The dual-responsive PDMAEMA-b-PCL carrier produced small, positively charged TEB nanoparticles that enhance initial droplet spreading and adhesion via electrostatic attraction to negatively charged leaf surfaces and hydrogen bonding with wax layer components. Following application, the thermoresponsive behavior increases hydrophobicity at elevated temperatures, raising water contact angles and enabling rainwater to bead and roll off, which reduces wash-off and improves retention. Encapsulation protects TEB from photodegradation, extending half-life and potentially reducing required doses. The pH- and temperature-responsive release profile aligns with plant apoplastic conditions and hot-season pathogen pressure, offering controlled delivery when and where needed. Enhanced deposition, retention, and uptake translate into significantly lower EC50 against B. cinerea and F. graminearum compared with commercial SC and WP, while safety assessments indicate reduced acute aquatic toxicity and lower in vitro cytotoxicity. Collectively, these results address the central goal of maximizing pesticide utilization efficiency and resilience to extreme weather by improving foliar adhesion and water repellency.
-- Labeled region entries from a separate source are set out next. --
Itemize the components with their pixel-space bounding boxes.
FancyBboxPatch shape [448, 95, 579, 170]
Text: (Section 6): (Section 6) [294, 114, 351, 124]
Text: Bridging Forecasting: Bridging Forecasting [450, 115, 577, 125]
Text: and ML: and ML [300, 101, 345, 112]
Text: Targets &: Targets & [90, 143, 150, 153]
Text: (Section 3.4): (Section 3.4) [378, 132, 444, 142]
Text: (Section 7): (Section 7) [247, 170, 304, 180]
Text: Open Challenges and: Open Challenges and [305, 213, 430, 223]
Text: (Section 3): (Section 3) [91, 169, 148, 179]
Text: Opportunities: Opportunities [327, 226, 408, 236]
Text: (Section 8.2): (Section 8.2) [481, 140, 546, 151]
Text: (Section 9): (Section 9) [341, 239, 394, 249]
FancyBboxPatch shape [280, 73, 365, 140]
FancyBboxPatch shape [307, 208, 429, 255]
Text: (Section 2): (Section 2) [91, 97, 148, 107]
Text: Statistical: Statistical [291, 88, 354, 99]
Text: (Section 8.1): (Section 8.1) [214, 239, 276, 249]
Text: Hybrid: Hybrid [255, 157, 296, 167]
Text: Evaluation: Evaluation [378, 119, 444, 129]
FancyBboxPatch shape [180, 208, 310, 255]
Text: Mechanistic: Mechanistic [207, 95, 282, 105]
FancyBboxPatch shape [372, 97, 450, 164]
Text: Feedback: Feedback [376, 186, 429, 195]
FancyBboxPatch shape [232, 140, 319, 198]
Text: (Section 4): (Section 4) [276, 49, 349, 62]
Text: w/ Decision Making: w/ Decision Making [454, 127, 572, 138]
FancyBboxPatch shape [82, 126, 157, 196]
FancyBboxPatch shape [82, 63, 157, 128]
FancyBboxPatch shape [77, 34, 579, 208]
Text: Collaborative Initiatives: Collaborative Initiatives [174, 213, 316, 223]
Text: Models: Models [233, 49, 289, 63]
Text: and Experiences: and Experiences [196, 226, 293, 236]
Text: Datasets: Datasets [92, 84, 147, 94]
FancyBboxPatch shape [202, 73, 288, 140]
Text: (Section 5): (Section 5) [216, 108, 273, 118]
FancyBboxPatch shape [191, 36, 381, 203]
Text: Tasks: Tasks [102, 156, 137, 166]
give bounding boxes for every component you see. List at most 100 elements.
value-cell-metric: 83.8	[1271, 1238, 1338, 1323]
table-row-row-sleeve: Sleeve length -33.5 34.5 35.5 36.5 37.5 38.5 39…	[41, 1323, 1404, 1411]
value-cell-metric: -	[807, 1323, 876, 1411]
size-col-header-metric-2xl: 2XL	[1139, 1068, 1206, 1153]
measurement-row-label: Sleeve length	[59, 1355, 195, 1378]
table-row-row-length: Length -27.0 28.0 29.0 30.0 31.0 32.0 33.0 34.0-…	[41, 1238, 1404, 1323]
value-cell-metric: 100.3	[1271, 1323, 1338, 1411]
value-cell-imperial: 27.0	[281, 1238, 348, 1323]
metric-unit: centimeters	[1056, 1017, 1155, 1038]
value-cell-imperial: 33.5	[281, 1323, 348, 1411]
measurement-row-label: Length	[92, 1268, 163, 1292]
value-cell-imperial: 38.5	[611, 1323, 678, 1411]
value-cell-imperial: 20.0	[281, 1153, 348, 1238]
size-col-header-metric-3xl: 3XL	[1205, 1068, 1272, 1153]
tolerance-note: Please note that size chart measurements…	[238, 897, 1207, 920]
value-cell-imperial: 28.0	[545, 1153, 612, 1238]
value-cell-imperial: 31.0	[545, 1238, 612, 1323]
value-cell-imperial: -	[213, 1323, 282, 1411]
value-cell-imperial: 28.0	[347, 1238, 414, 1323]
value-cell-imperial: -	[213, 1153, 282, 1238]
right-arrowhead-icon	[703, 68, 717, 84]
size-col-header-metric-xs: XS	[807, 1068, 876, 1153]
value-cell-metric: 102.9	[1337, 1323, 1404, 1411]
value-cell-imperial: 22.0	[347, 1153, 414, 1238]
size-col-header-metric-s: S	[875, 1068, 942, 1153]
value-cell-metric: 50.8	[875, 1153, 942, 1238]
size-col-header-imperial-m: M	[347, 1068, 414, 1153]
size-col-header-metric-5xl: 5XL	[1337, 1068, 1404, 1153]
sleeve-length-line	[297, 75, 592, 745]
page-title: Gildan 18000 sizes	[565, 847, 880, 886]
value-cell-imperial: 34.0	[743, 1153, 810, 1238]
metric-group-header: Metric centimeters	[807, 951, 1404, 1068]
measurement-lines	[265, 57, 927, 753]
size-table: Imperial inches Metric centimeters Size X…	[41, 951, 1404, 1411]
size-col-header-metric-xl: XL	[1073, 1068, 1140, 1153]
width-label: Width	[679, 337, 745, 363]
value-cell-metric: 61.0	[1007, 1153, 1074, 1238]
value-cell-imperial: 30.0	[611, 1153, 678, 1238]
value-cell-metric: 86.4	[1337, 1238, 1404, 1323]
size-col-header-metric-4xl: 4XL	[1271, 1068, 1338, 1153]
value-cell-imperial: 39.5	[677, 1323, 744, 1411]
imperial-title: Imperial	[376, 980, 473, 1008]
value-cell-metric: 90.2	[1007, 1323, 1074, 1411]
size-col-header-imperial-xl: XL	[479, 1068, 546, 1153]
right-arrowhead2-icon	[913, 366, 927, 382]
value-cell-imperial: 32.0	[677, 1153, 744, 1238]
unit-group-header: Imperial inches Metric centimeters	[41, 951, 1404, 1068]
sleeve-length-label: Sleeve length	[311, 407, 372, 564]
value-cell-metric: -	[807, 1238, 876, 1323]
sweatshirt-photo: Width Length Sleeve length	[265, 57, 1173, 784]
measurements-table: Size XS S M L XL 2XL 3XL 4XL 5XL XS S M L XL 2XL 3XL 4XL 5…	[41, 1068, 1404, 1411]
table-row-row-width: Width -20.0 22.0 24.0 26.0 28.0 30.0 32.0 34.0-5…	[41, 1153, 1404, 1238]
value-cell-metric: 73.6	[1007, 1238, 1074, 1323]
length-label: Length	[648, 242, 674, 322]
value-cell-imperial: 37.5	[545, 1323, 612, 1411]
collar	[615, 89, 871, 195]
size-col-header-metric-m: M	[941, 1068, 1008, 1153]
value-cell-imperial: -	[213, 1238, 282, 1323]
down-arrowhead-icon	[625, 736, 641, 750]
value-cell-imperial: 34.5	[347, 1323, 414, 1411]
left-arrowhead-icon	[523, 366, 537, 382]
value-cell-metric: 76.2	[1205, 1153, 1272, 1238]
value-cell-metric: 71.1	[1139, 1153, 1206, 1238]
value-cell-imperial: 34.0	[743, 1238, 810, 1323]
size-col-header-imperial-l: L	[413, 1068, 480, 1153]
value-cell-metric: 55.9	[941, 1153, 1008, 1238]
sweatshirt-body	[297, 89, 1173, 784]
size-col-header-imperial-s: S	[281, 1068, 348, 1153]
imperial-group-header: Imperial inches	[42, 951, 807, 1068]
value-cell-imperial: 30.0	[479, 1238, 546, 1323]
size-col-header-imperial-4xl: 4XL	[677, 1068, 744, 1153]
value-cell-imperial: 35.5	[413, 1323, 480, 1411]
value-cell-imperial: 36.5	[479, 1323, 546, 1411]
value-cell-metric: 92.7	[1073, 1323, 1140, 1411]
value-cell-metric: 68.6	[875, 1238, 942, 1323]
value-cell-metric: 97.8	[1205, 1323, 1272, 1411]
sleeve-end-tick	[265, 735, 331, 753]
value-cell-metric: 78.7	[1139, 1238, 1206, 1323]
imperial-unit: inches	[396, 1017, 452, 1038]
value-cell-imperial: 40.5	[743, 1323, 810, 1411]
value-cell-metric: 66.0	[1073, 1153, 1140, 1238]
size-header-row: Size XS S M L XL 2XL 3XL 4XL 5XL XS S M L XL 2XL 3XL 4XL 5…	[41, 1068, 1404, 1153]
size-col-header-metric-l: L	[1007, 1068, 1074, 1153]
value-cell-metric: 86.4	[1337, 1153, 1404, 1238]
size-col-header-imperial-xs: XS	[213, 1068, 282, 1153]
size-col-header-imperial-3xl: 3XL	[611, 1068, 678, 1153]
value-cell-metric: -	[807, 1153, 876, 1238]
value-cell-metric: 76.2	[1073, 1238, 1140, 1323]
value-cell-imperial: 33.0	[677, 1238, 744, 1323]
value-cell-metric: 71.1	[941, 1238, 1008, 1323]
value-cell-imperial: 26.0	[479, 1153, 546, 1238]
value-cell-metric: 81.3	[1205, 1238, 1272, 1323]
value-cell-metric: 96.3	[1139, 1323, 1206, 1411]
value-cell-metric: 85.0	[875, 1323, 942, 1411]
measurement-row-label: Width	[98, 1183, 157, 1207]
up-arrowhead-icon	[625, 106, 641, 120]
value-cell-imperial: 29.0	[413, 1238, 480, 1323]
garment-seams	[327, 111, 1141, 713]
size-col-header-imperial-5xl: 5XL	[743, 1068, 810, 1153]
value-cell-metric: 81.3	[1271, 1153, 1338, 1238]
This work presents a simple, rapid FNP-based method to formulate tebuconazole into small, stable, positively charged, temperature- and pH-responsive nanoparticles using PDMAEMA-b-PCL. The formulation improves foliar wetting and uniform deposition during spraying, imparts water-repellent behavior upon heating with superior rainfastness, enhances photostability, and delivers higher antifungal potency than commercial SC and WP. Safety assessments suggest better biocompatibility, with substantially reduced acute aquatic toxicity and lower cell cytotoxicity. Future research could include field-scale trials under diverse climatic conditions, evaluation across different crops and pathogens, exploration of other active ingredients within this carrier platform, long-term environmental fate and non-target impact studies, and formulation optimization for scalable manufacturing and shelf-life.